Well that's a government agency with a talent for understatement, wouldn't you say? In June, 2002, the FTC did a survey of 100 popular Internet gambling sites and discovered that one in five had no warnings for minors, most had disclaimers that were hard to find, and lacked screening mechanisms to keep kids out or that were easily circumvented. The report doesn't even note that none of these gambling sites have COPPA-compliant privacy policies, even though based on the FTC COPPA rule, they should. For starters, we certainly have “empirical evidence of the ages of website visitors” — that's what the hue and cry is all about. And gambling websites use games and animated characters and offer prizes. Additionally, users will be asked to give personal information in order to wager — exactly what COPPA forbids offering to children! The FTC can be quite adept at overlooking an elephant in its own living room.

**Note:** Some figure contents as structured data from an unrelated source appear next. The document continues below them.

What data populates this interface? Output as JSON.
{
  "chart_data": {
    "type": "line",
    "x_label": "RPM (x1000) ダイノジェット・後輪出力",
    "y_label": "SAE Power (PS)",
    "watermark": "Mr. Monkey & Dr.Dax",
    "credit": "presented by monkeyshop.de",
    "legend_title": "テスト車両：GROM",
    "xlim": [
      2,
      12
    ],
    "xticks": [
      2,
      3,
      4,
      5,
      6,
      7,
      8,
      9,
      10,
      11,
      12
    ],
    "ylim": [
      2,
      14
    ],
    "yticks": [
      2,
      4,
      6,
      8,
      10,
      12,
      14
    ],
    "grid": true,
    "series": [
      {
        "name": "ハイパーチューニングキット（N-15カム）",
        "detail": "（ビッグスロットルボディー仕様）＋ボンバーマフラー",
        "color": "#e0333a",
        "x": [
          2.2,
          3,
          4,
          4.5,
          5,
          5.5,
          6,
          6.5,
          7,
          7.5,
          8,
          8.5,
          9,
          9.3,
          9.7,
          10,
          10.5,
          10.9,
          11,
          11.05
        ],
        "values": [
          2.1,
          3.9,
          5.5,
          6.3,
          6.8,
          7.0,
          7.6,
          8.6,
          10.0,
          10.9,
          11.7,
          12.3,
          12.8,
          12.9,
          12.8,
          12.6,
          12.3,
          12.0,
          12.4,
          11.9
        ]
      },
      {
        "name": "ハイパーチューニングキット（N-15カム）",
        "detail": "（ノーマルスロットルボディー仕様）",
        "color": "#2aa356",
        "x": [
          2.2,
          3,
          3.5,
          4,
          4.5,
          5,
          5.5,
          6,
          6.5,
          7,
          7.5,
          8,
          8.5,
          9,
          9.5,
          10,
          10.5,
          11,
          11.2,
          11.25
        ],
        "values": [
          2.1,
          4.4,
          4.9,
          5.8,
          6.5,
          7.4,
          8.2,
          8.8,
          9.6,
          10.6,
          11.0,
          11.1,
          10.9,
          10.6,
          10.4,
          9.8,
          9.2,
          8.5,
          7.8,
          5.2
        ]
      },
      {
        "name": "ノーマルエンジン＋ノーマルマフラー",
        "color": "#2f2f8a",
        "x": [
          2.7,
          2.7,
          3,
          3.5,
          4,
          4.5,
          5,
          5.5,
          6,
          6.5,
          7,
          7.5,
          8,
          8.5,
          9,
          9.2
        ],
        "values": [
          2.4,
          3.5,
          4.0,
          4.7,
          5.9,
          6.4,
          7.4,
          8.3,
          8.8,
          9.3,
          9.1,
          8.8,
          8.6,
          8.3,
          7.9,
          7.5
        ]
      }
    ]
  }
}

FTC Chairman Tim Muris investigated at the request of Representative Frank Wolf, R-Va., who accused the Bush administration of not doing enough to protect children from online gambling. With this kind of noise, you would have thought that a regulation or something was coming out. However, so far the results of the survey don't seem to have spurred any action, and the FTC has issued only platitudes, basically telling parents to make sure they lock up their credit cards so their kids don't gamble them into the poor house. With regard to the regulation of online gambling in general, the FTC does not appear to be taking any aggressive action.